One of the main difficulties is to be able to design and formalize realistic adversary models, by taking into account the background knowledge of the adversary and his inference capabilities. In particular, many privacy models currently exist in the literature such as k-anonymity, and its extensions such as l-diversity and t-closeness, or more recently differential privacy, pan-privacy and empirical privacy. However, these models are not necessarily comparable and what might appear to be the optimal anonymization method in one model is not necessarily the best one for a different model. To be able to assess the privacy risks of publishing a particular anonymized data, it is necessary to practically evaluate the accuracy inference attacks that can be performed by the adversary based on the released data but also on the possible background knowledge that he might have gathered.
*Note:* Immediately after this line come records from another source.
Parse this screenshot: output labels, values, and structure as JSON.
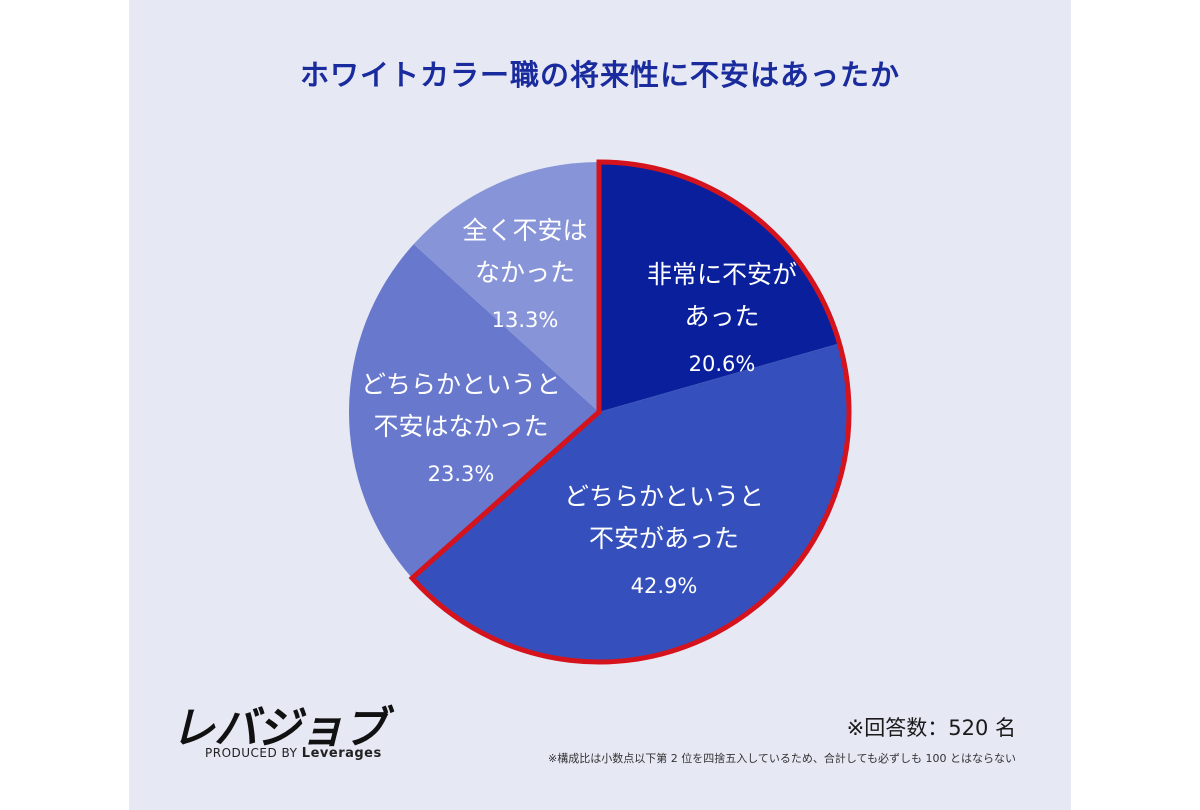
{
  "chart_data": {
    "type": "pie",
    "title": "ホワイトカラー職の将来性に不安はあったか",
    "slices": [
      {
        "label_lines": [
          "非常に不安が",
          "あった"
        ],
        "value": 20.6,
        "display": "20.6%",
        "color": "#0a1f9c"
      },
      {
        "label_lines": [
          "どちらかというと",
          "不安があった"
        ],
        "value": 42.9,
        "display": "42.9%",
        "color": "#3550bc"
      },
      {
        "label_lines": [
          "どちらかというと",
          "不安はなかった"
        ],
        "value": 23.3,
        "display": "23.3%",
        "color": "#6878cc"
      },
      {
        "label_lines": [
          "全く不安は",
          "なかった"
        ],
        "value": 13.3,
        "display": "13.3%",
        "color": "#8795d8"
      }
    ],
    "highlight": {
      "slices": [
        0,
        1
      ],
      "color": "#d4131c"
    },
    "start": "12 o'clock",
    "direction": "clockwise"
  },
  "brand": {
    "logo": "レバジョブ",
    "produced_by": "PRODUCED BY",
    "company": "Leverages"
  },
  "respondents": "※回答数：520 名",
  "footnote": "※構成比は小数点以下第 2 位を四捨五入しているため、合計しても必ずしも 100 とはならない"
}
In addition, of the risk of re-identifying an individual, inference attacks can also target specific attributes. For instance, considering the example of location data, an inference attack can use the mobility data of a user, possibly with some auxiliary information, to deduce other personal data (home and place of work, main interests, social network, etc.), including sensitive data (in the legal sense) such as religion, health condition or business confidential data coming from the user’s employer.
The main objective of the proposed Shonan meeting is precisely to investigate the strengths and limits of existing anonymization methods, both from theoretical and practical perspective. More precisely, by confronting the points of views of privacy experts coming from diverse background such as databases, cryptography, theoretical computer science, machine learning, quantitative information, graph theory and social sciences, we aim at gaining an in-depth understanding on how to quantify the privacy level provided by a particular anonymization method as well as the achievable trade-off between privacy and utility of the resulting data. The outcomes of the meeting will greatly benefit to the privacy community and one of our objectives is to use them to design an international anonymization competition.